La primera vez que fui a Mar del Plata, allá por 1979, cuando sólo tenía 9 años, lo hice al hotel sindical del gremio de mis padres: los obreros textiles. Fueron dos semanas, en las cuales había que cenar a una hora determinada y respetar los horarios de todo. Lo mismo pasaba en la ciudad, la playa más populoso y tradicional de la Argentina. Para todo había que hacer colas inmensas; era como si todo el país se hubiera volcado sobre las playas, donde a media mañana ya no había espacio ya no había espacio ni para un alfiler en la arena, que hervía bajo el sol del verano.

El recuerdo que me quedó de aquel viaje no fue el mejor: Mar del Plata me pareció para siempre un lugar feo e incómodo, atestado de gente, a tal punto que no volví nunca más. Marplatenses, no se enojen, ni dejen insultos en los comentarios: prometo volver, porque supongo que ya es hora que me libre de mis traumas infantiles. Recuerden que se trata de mis recuerdos, no de la belleza objetiva de la ciudad, ni de lo bien que muchos de ustedes manejan el tema del turismo.

Sin querer, había tenido contacto con el fordismo vacacional en todo su esplendor. El que moviliza, en la misma época del año, a enormes cantidades de personas a los mismos lugares. En este caso, a la costa argentina. Manejar tal número de turistas requería del uso intensivo de estrategias de planificación de la ocupación hotelera, de los horarios de comida, de los espacios, que en el fondo se parecían mucho al resto de la vida cotidiana de las personas. Al fin y al cabo, el fordismo se destacaba por sus horarios rígidos, sus trabajos repetitivos, su concentración de mucha gente en el mismo lugar y a la misma hora. Y cuando la gente se iba de vacaciones, seguía el mismo modelo.
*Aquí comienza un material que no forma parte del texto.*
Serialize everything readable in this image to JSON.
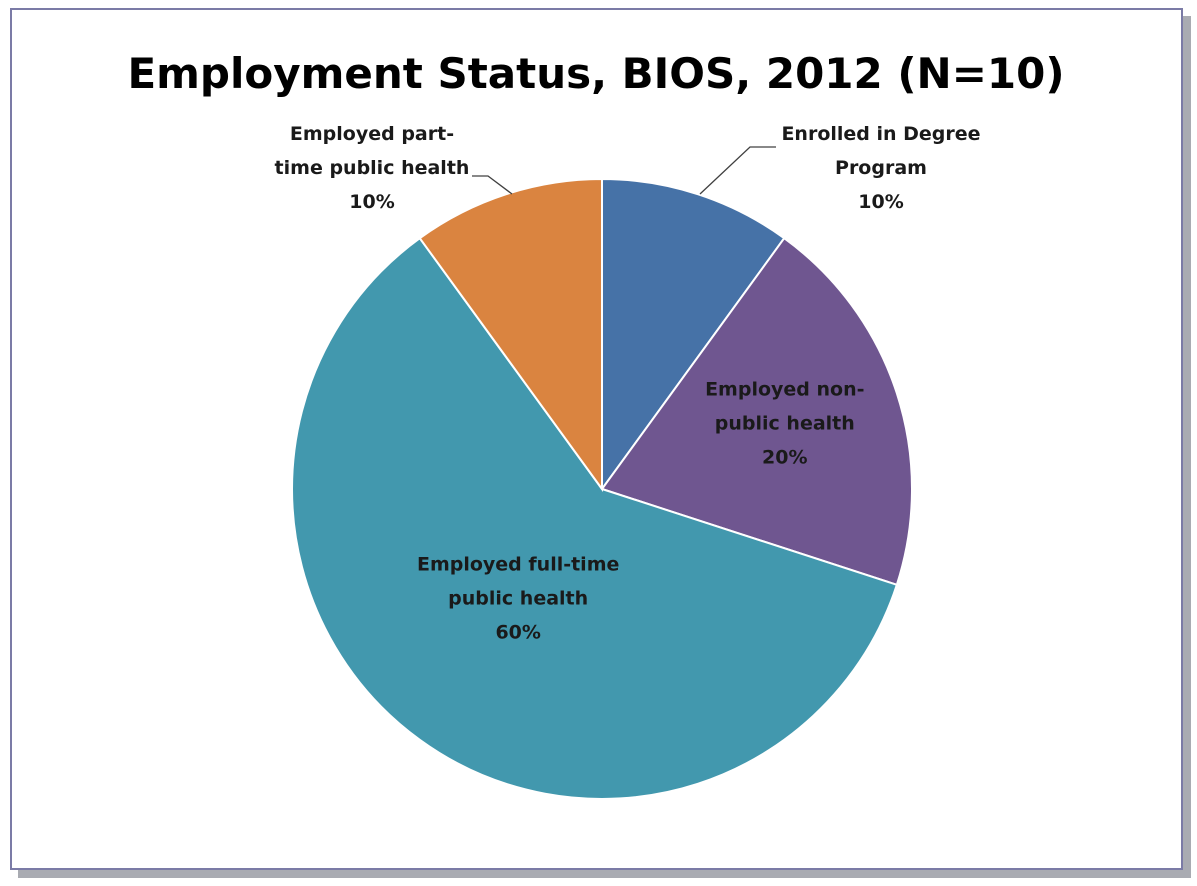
{
  "chart_data": {
    "type": "pie",
    "title": "Employment Status, BIOS, 2012 (N=10)",
    "start_angle_deg": 0,
    "direction": "clockwise",
    "legend": "none",
    "slices": [
      {
        "key": "enrolled",
        "label_lines": [
          "Enrolled in Degree",
          "Program"
        ],
        "value": 10,
        "percent_label": "10%",
        "color": "#4672a7",
        "label_outside": true
      },
      {
        "key": "nonpublic",
        "label_lines": [
          "Employed non-",
          "public health"
        ],
        "value": 20,
        "percent_label": "20%",
        "color": "#6f5690",
        "label_outside": false
      },
      {
        "key": "fulltime",
        "label_lines": [
          "Employed full-time",
          "public health"
        ],
        "value": 60,
        "percent_label": "60%",
        "color": "#4298ae",
        "label_outside": false
      },
      {
        "key": "parttime",
        "label_lines": [
          "Employed part-",
          "time public health"
        ],
        "value": 10,
        "percent_label": "10%",
        "color": "#da8440",
        "label_outside": true
      }
    ]
  }
}
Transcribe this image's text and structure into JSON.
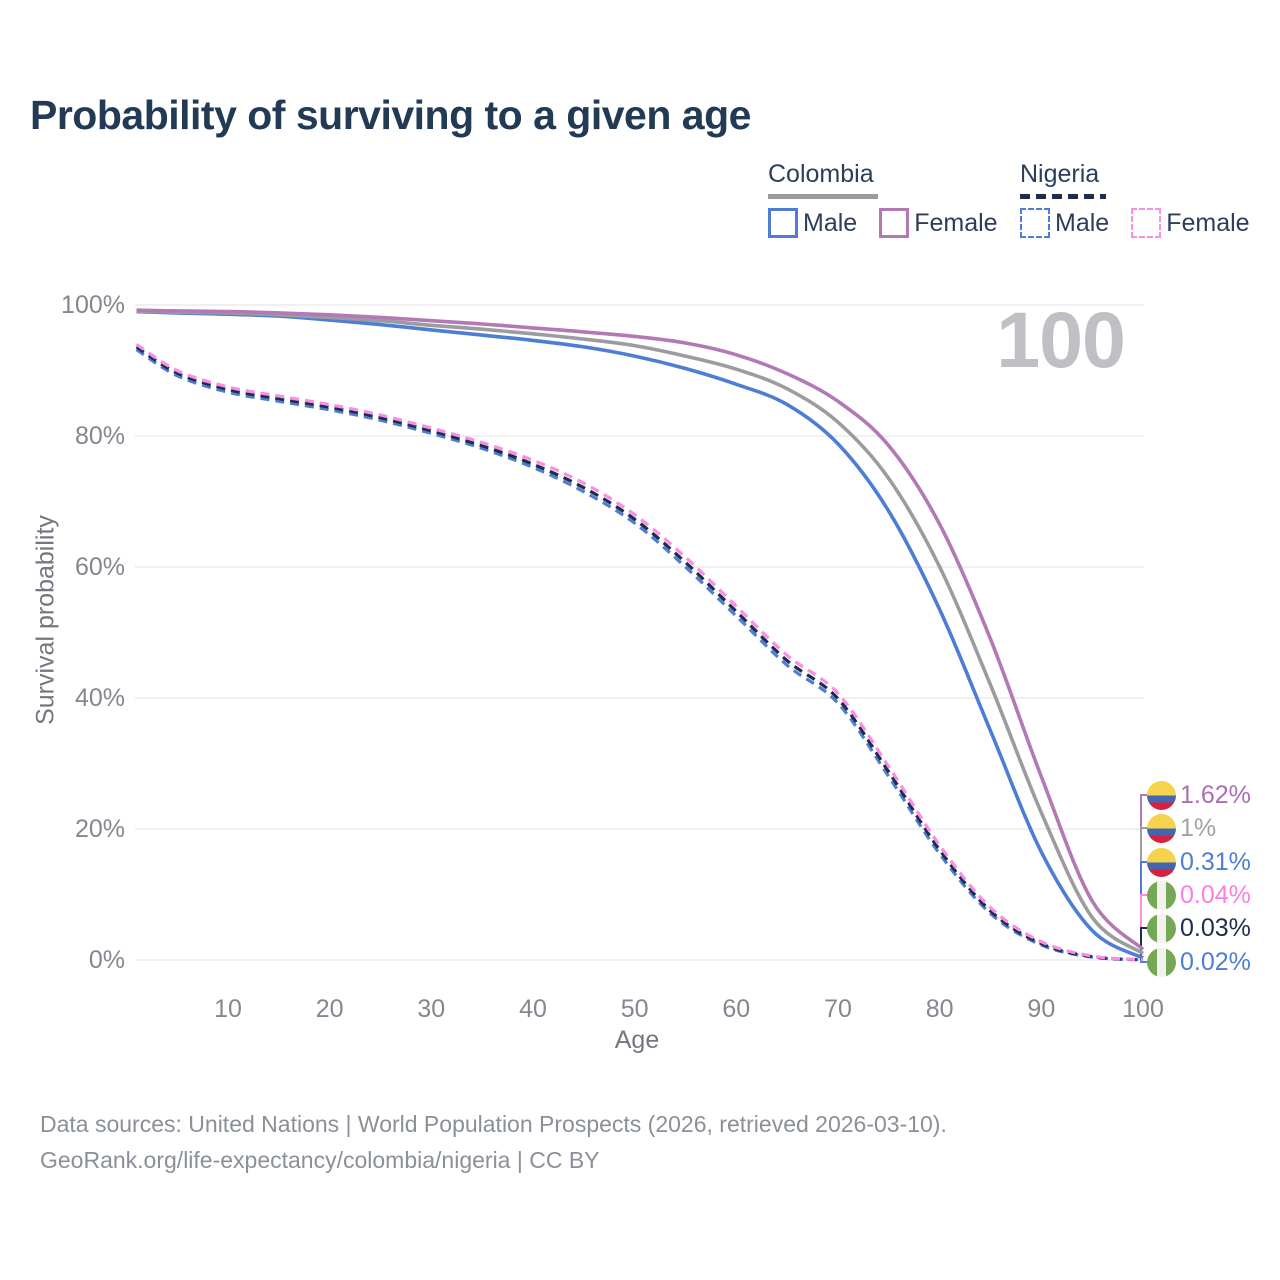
{
  "title": "Probability of surviving to a given age",
  "legend": {
    "colombia": {
      "name": "Colombia",
      "male": "Male",
      "female": "Female"
    },
    "nigeria": {
      "name": "Nigeria",
      "male": "Male",
      "female": "Female"
    }
  },
  "watermark": "100",
  "footer": {
    "line1": "Data sources: United Nations | World Population Prospects (2026, retrieved 2026-03-10).",
    "line2": "GeoRank.org/life-expectancy/colombia/nigeria | CC BY"
  },
  "colors": {
    "colombia_male": "#4e7dd5",
    "colombia_female": "#b279b5",
    "colombia_total": "#9c9ca0",
    "nigeria_male": "#4e7dd5",
    "nigeria_female": "#fa8ee4",
    "nigeria_total": "#1f2c4c",
    "gridline": "#ececee",
    "tick_text": "#84878f",
    "title_text": "#223a54",
    "watermark_text": "#c0c0c4"
  },
  "right_labels": [
    {
      "flag": "colombia",
      "text": "1.62%",
      "color": "#a96fb2"
    },
    {
      "flag": "colombia",
      "text": "1%",
      "color": "#a2a2a6"
    },
    {
      "flag": "colombia",
      "text": "0.31%",
      "color": "#4e7dd5"
    },
    {
      "flag": "nigeria",
      "text": "0.04%",
      "color": "#fa7fe1"
    },
    {
      "flag": "nigeria",
      "text": "0.03%",
      "color": "#222f4e"
    },
    {
      "flag": "nigeria",
      "text": "0.02%",
      "color": "#4e7dd5"
    }
  ],
  "chart_data": {
    "type": "line",
    "title": "Probability of surviving to a given age",
    "xlabel": "Age",
    "ylabel": "Survival probability",
    "xlim": [
      0,
      100
    ],
    "ylim": [
      0,
      100
    ],
    "grid": "horizontal",
    "x_ticks": [
      10,
      20,
      30,
      40,
      50,
      60,
      70,
      80,
      90,
      100
    ],
    "y_ticks": [
      "0%",
      "20%",
      "40%",
      "60%",
      "80%",
      "100%"
    ],
    "y_tick_values": [
      0,
      20,
      40,
      60,
      80,
      100
    ],
    "hovered_age": 100,
    "series": [
      {
        "key": "colombia_female",
        "name": "Colombia Female",
        "color": "#b279b5",
        "dash": false,
        "end_label": "1.62%",
        "points": [
          [
            1,
            99.2
          ],
          [
            5,
            99.1
          ],
          [
            10,
            99.0
          ],
          [
            15,
            98.8
          ],
          [
            20,
            98.5
          ],
          [
            25,
            98.1
          ],
          [
            30,
            97.6
          ],
          [
            35,
            97.1
          ],
          [
            40,
            96.5
          ],
          [
            45,
            95.9
          ],
          [
            50,
            95.2
          ],
          [
            55,
            94.2
          ],
          [
            60,
            92.4
          ],
          [
            65,
            89.5
          ],
          [
            70,
            85.3
          ],
          [
            75,
            78.5
          ],
          [
            80,
            66.5
          ],
          [
            85,
            49.0
          ],
          [
            90,
            28.0
          ],
          [
            95,
            9.0
          ],
          [
            100,
            1.62
          ]
        ]
      },
      {
        "key": "colombia_total",
        "name": "Colombia Total",
        "color": "#9c9ca0",
        "dash": false,
        "end_label": "1%",
        "points": [
          [
            1,
            99.1
          ],
          [
            5,
            98.9
          ],
          [
            10,
            98.8
          ],
          [
            15,
            98.5
          ],
          [
            20,
            98.1
          ],
          [
            25,
            97.6
          ],
          [
            30,
            96.9
          ],
          [
            35,
            96.3
          ],
          [
            40,
            95.6
          ],
          [
            45,
            94.8
          ],
          [
            50,
            93.8
          ],
          [
            55,
            92.2
          ],
          [
            60,
            90.2
          ],
          [
            65,
            87.2
          ],
          [
            70,
            82.1
          ],
          [
            75,
            73.5
          ],
          [
            80,
            60.0
          ],
          [
            85,
            42.0
          ],
          [
            90,
            22.5
          ],
          [
            95,
            6.5
          ],
          [
            100,
            1.0
          ]
        ]
      },
      {
        "key": "colombia_male",
        "name": "Colombia Male",
        "color": "#4e7dd5",
        "dash": false,
        "end_label": "0.31%",
        "points": [
          [
            1,
            99.0
          ],
          [
            5,
            98.8
          ],
          [
            10,
            98.6
          ],
          [
            15,
            98.3
          ],
          [
            20,
            97.7
          ],
          [
            25,
            97.0
          ],
          [
            30,
            96.2
          ],
          [
            35,
            95.4
          ],
          [
            40,
            94.6
          ],
          [
            45,
            93.6
          ],
          [
            50,
            92.2
          ],
          [
            55,
            90.3
          ],
          [
            60,
            87.9
          ],
          [
            65,
            84.8
          ],
          [
            70,
            78.8
          ],
          [
            75,
            68.5
          ],
          [
            80,
            53.5
          ],
          [
            85,
            35.0
          ],
          [
            90,
            16.5
          ],
          [
            95,
            4.5
          ],
          [
            100,
            0.31
          ]
        ]
      },
      {
        "key": "nigeria_female",
        "name": "Nigeria Female",
        "color": "#fa8ee4",
        "dash": true,
        "end_label": "0.04%",
        "points": [
          [
            1,
            94.0
          ],
          [
            5,
            90.0
          ],
          [
            10,
            87.5
          ],
          [
            15,
            86.1
          ],
          [
            20,
            84.8
          ],
          [
            25,
            83.2
          ],
          [
            30,
            81.2
          ],
          [
            35,
            79.0
          ],
          [
            40,
            76.3
          ],
          [
            45,
            72.8
          ],
          [
            50,
            68.0
          ],
          [
            55,
            61.5
          ],
          [
            60,
            54.0
          ],
          [
            65,
            46.5
          ],
          [
            70,
            40.7
          ],
          [
            75,
            29.5
          ],
          [
            80,
            17.5
          ],
          [
            85,
            8.0
          ],
          [
            90,
            2.8
          ],
          [
            95,
            0.6
          ],
          [
            100,
            0.04
          ]
        ]
      },
      {
        "key": "nigeria_total",
        "name": "Nigeria Total",
        "color": "#1f2c4c",
        "dash": true,
        "end_label": "0.03%",
        "points": [
          [
            1,
            93.6
          ],
          [
            5,
            89.6
          ],
          [
            10,
            87.1
          ],
          [
            15,
            85.7
          ],
          [
            20,
            84.4
          ],
          [
            25,
            82.8
          ],
          [
            30,
            80.8
          ],
          [
            35,
            78.5
          ],
          [
            40,
            75.7
          ],
          [
            45,
            72.1
          ],
          [
            50,
            67.3
          ],
          [
            55,
            60.7
          ],
          [
            60,
            53.2
          ],
          [
            65,
            45.7
          ],
          [
            70,
            39.9
          ],
          [
            75,
            28.7
          ],
          [
            80,
            16.8
          ],
          [
            85,
            7.5
          ],
          [
            90,
            2.5
          ],
          [
            95,
            0.5
          ],
          [
            100,
            0.03
          ]
        ]
      },
      {
        "key": "nigeria_male",
        "name": "Nigeria Male",
        "color": "#4e7dd5",
        "dash": true,
        "end_label": "0.02%",
        "points": [
          [
            1,
            93.2
          ],
          [
            5,
            89.2
          ],
          [
            10,
            86.7
          ],
          [
            15,
            85.3
          ],
          [
            20,
            84.0
          ],
          [
            25,
            82.4
          ],
          [
            30,
            80.4
          ],
          [
            35,
            78.1
          ],
          [
            40,
            75.2
          ],
          [
            45,
            71.5
          ],
          [
            50,
            66.7
          ],
          [
            55,
            60.0
          ],
          [
            60,
            52.5
          ],
          [
            65,
            45.0
          ],
          [
            70,
            39.2
          ],
          [
            75,
            28.0
          ],
          [
            80,
            16.2
          ],
          [
            85,
            7.1
          ],
          [
            90,
            2.3
          ],
          [
            95,
            0.45
          ],
          [
            100,
            0.02
          ]
        ]
      }
    ],
    "legend_position": "top-right"
  }
}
Siempre tuve muchos problemas para aceptar como obvio ese modelo de “ahora en el verano nos vamos a la costa”. Tal vez ese trauma infantil me haya llevado a tomar el camino del mochilero: en verano, me iba a Bolivia, a Perú, al Norte argentino, pero ni pisaba los centros vacacionales. Hasta me sentía un poco incómodo cuando me encontraba con mucha gente en plan “turista”, com me pasaba a veces en Cafayate.

¿Están en decadencia los enclaves turísticos del fordismo? Si miro mis prácticas de viaje, y la de muchos de mis amigos, es probable que me sienta tentado a decir que sí. Que no nos gusta ir todos los años al mismo lugar, que ni locos nos compramos un departamento en una playa, y que en la medida de lo posible preferimos no visitar lugares atestados de gente. Pero cuando miro las cifras del último verano en Argentina, y veo como la costa explotó en cantidad de turistas, me cuesta asumir fácilmente que mis prácticas de viajes puedan ser generalizadas, tan sencillamente, al resto del mercado turístico. Está claro que a la hora de elegir donde irse de vacaciones, la gente opta por lo que puede. Y en muchos casos, la elección se limita a destinos relativamente económicos, en donde la gran oferta de alojamientos y pasajes permite la existencia de precios accesibles.

Pero aún así, no me sale: cuando pienso en esas imágenes de la playa hirviendo y de la gente haciendo enormes colas para comer, me dan ganas de estar con una sopa caliente en algún rincón del Norte Argentino. Así como no me acostumbrá a trabajar bajo el régimen fordista, va a ser difícil que me encuentre a gusto en un modelo de vacaciones caracterizado por los lugares atestados y los horarios estrictos.